Speaker
Description
Large language models see rapid adoption in various domains, prompting us to rethink established teaching paradigms. We examine their utility in university-level physics education, focusing on two main aspects: Firstly, how reliable are publicly accessible models in answering exam-style multiple-choice questions? Secondly, how does the question's language affect the models' performance? We benchmark a number of LLMs on the mlphys101 dataset, a new set of 929 university-level MC5 questions and answers released alongside this work. Using a GPT-4 powered response parser, we compare the other models' responses against sample solutions. While the original questions are in English, we employ GPT-4 to translate them into various other languages, followed by revision and refinement by native speakers.
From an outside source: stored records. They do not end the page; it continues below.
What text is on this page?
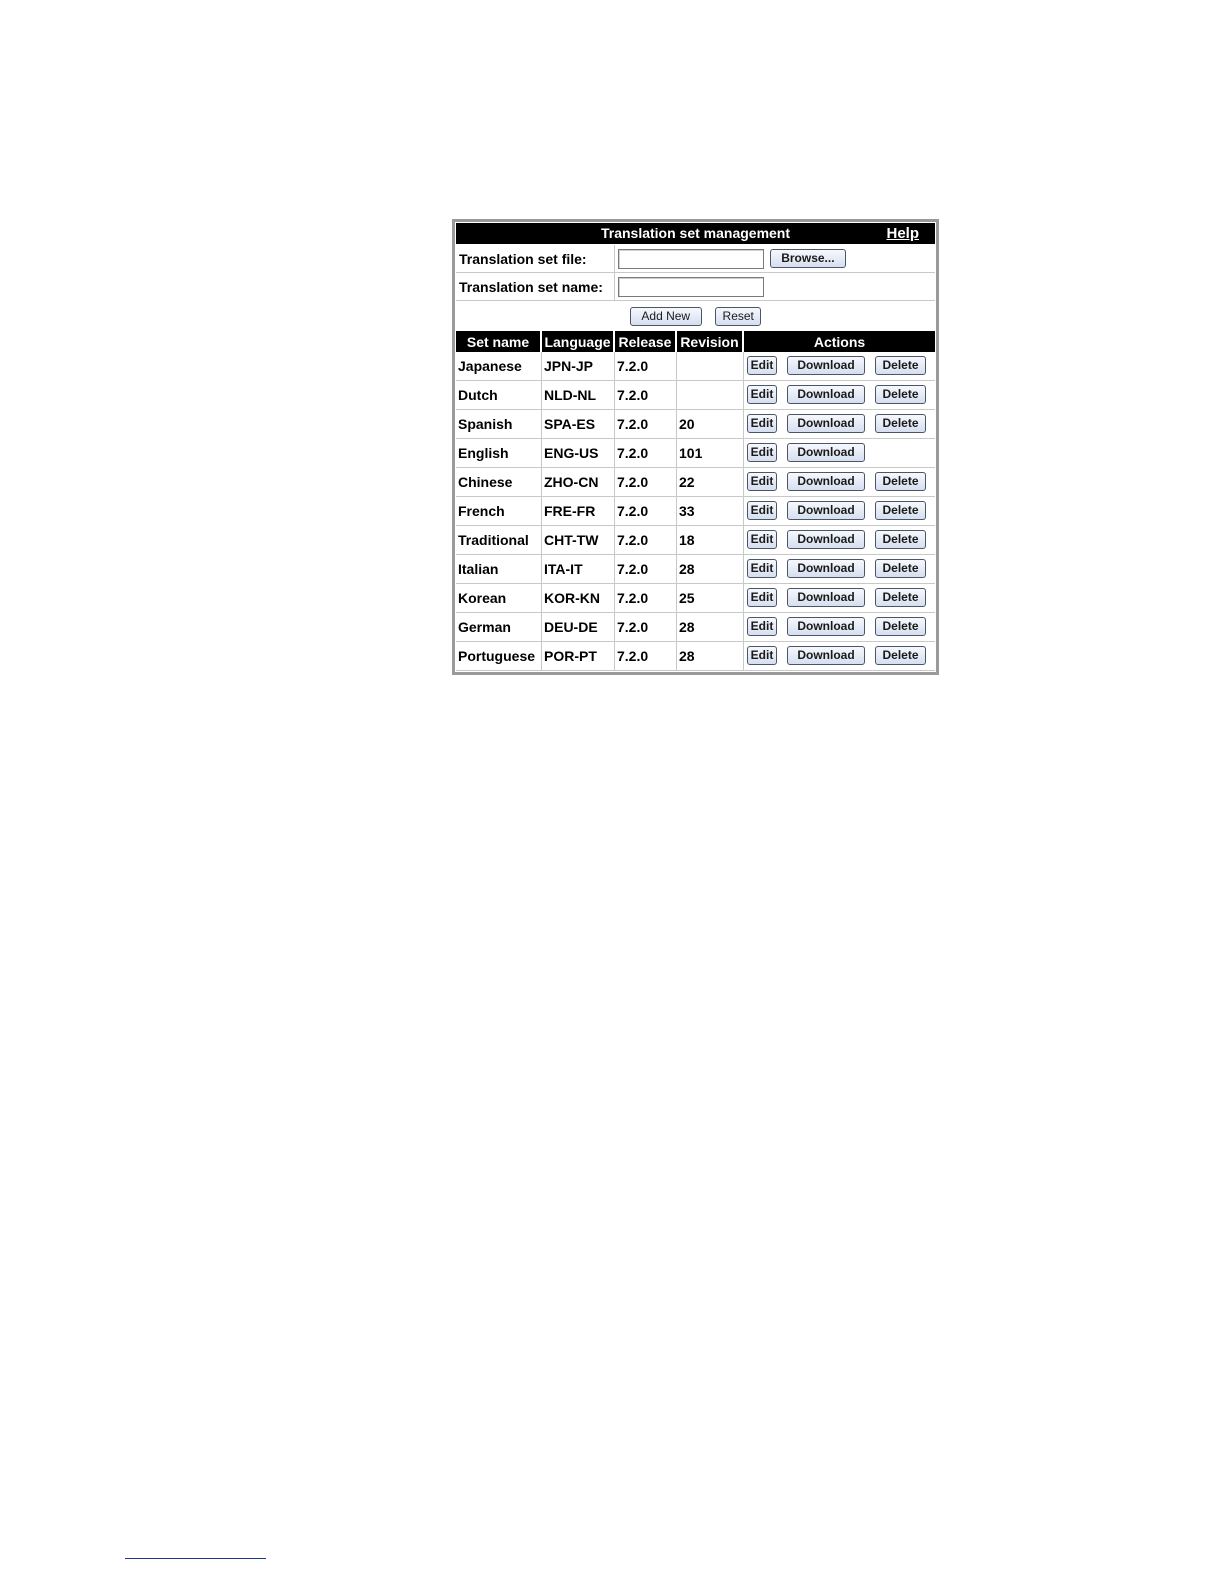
Translation set management	Help
Translation set file:	Browse...
Translation set name:	
Add New Reset	
Set name	Language	Release	Revision	Actions
Japanese	JPN-JP	7.2.0		Edit Download Delete

Dutch	NLD-NL	7.2.0		Edit Download Delete

Spanish	SPA-ES	7.2.0	20	Edit Download Delete

English	ENG-US	7.2.0	101	Edit Download

Chinese	ZHO-CN	7.2.0	22	Edit Download Delete

French	FRE-FR	7.2.0	33	Edit Download Delete

Traditional	CHT-TW	7.2.0	18	Edit Download Delete

Italian	ITA-IT	7.2.0	28	Edit Download Delete

Korean	KOR-KN	7.2.0	25	Edit Download Delete

German	DEU-DE	7.2.0	28	Edit Download Delete

Portuguese	POR-PT	7.2.0	28	Edit Download Delete
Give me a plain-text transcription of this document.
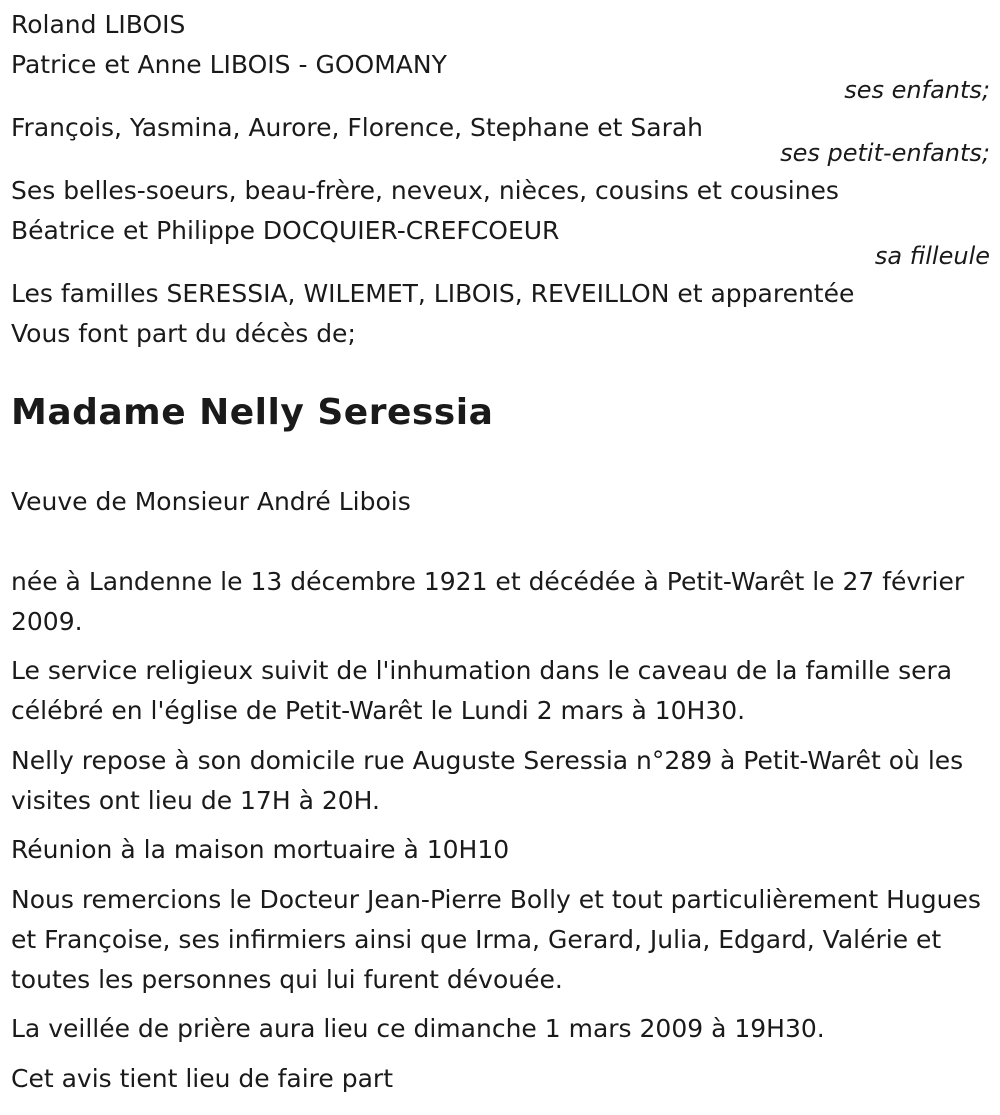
Roland LIBOIS
Patrice et Anne LIBOIS - GOOMANY
ses enfants;
François, Yasmina, Aurore, Florence, Stephane et Sarah
ses petit-enfants;
Ses belles-soeurs, beau-frère, neveux, nièces, cousins et cousines
Béatrice et Philippe DOCQUIER-CREFCOEUR
sa filleule
Les familles SERESSIA, WILEMET, LIBOIS, REVEILLON et apparentée
Vous font part du décès de;
Madame Nelly Seressia
Veuve de Monsieur André Libois
née à Landenne le 13 décembre 1921 et décédée à Petit-Warêt le 27 février 2009.
Le service religieux suivit de l'inhumation dans le caveau de la famille sera célébré en l'église de Petit-Warêt le Lundi 2 mars à 10H30.
Nelly repose à son domicile rue Auguste Seressia n°289 à Petit-Warêt où les visites ont lieu de 17H à 20H.
Réunion à la maison mortuaire à 10H10
Nous remercions le Docteur Jean-Pierre Bolly et tout particulièrement Hugues et Françoise, ses infirmiers ainsi que Irma, Gerard, Julia, Edgard, Valérie et toutes les personnes qui lui furent dévouée.
La veillée de prière aura lieu ce dimanche 1 mars 2009 à 19H30.
Cet avis tient lieu de faire part
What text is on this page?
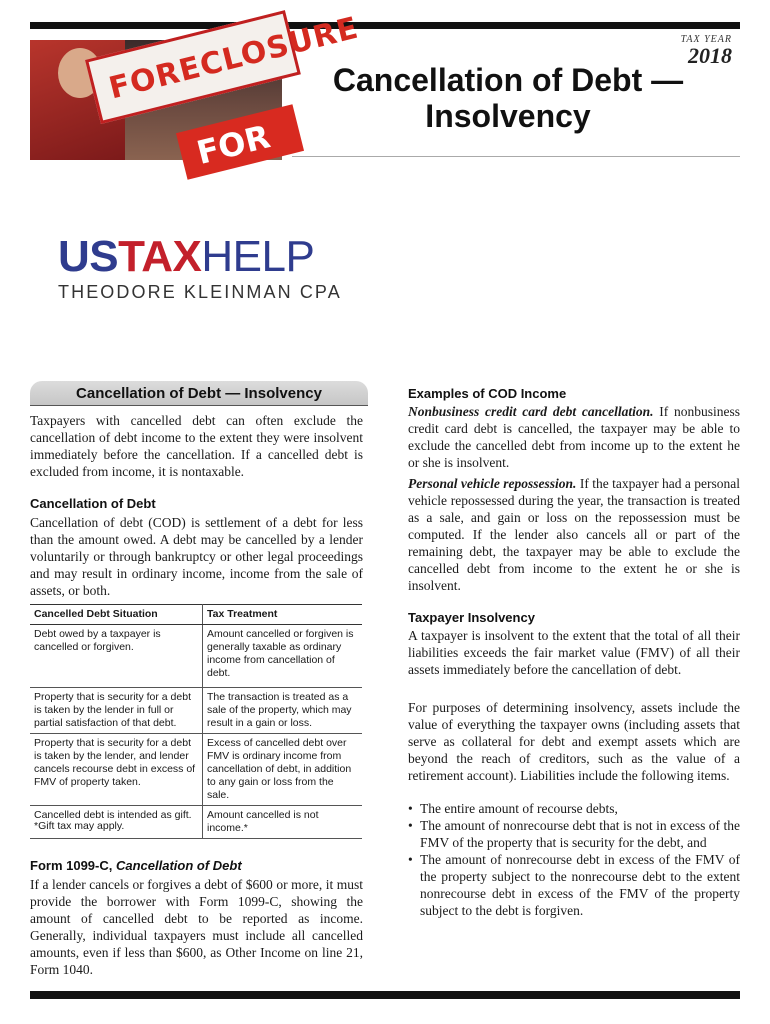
FORECLOSURE
FOR
TAX YEAR
2018
Cancellation of Debt — Insolvency
USTAXHELP
THEODORE KLEINMAN CPA
Cancellation of Debt — Insolvency

Taxpayers with cancelled debt can often exclude the cancellation of debt income to the extent they were insolvent immediately before the cancellation. If a cancelled debt is excluded from income, it is nontaxable.

Cancellation of Debt

Cancellation of debt (COD) is settlement of a debt for less than the amount owed. A debt may be cancelled by a lender voluntarily or through bankruptcy or other legal proceedings and may result in ordinary income, income from the sale of assets, or both.

Cancelled Debt Situation	Tax Treatment
Debt owed by a taxpayer is cancelled or forgiven.	Amount cancelled or forgiven is generally taxable as ordinary income from cancellation of debt.
Property that is security for a debt is taken by the lender in full or partial satisfaction of that debt.	The transaction is treated as a sale of the property, which may result in a gain or loss.
Property that is security for a debt is taken by the lender, and lender cancels recourse debt in excess of FMV of property taken.	Excess of cancelled debt over FMV is ordinary income from cancellation of debt, in addition to any gain or loss from the sale.
Cancelled debt is intended as gift.	Amount cancelled is not income.*
*Gift tax may apply.
Form 1099-C, Cancellation of Debt

If a lender cancels or forgives a debt of $600 or more, it must provide the borrower with Form 1099-C, showing the amount of cancelled debt to be reported as income. Generally, individual taxpayers must include all cancelled amounts, even if less than $600, as Other Income on line 21, Form 1040.

Examples of COD Income

Nonbusiness credit card debt cancellation. If nonbusiness credit card debt is cancelled, the taxpayer may be able to exclude the cancelled debt from income up to the extent he or she is insolvent.

Personal vehicle repossession. If the taxpayer had a personal vehicle repossessed during the year, the transaction is treated as a sale, and gain or loss on the repossession must be computed. If the lender also cancels all or part of the remaining debt, the taxpayer may be able to exclude the cancelled debt from income to the extent he or she is insolvent.

Taxpayer Insolvency

A taxpayer is insolvent to the extent that the total of all their liabilities exceeds the fair market value (FMV) of all their assets immediately before the cancellation of debt.

For purposes of determining insolvency, assets include the value of everything the taxpayer owns (including assets that serve as collateral for debt and exempt assets which are beyond the reach of creditors, such as the value of a retirement account). Liabilities include the following items.

• The entire amount of recourse debts,
• The amount of nonrecourse debt that is not in excess of the FMV of the property that is security for the debt, and
• The amount of nonrecourse debt in excess of the FMV of the property subject to the nonrecourse debt to the extent nonrecourse debt in excess of the FMV of the property subject to the debt is forgiven.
Consistent with related works, GPT-4 outperforms the other models across all languages and tests, including simple multi-step reasoning problems that involve calculus. Publicly available models such as GPT-3.5 and Mistral-7B produce more incorrect answers, sometimes struggle to maintain the desired output format, and show a preference for English inputs, necessitating more precise prompt engineering. In conclusion, the most advanced LLMs already perform well on basic physics courses and LLM powered translations are a viable method to increase the accessibility of materials. Further improvements may lead to PhysGPT, a teaching assistant for instructors and personalized tutor for students, redefining how we learn and teach in the age of AI-assisted education.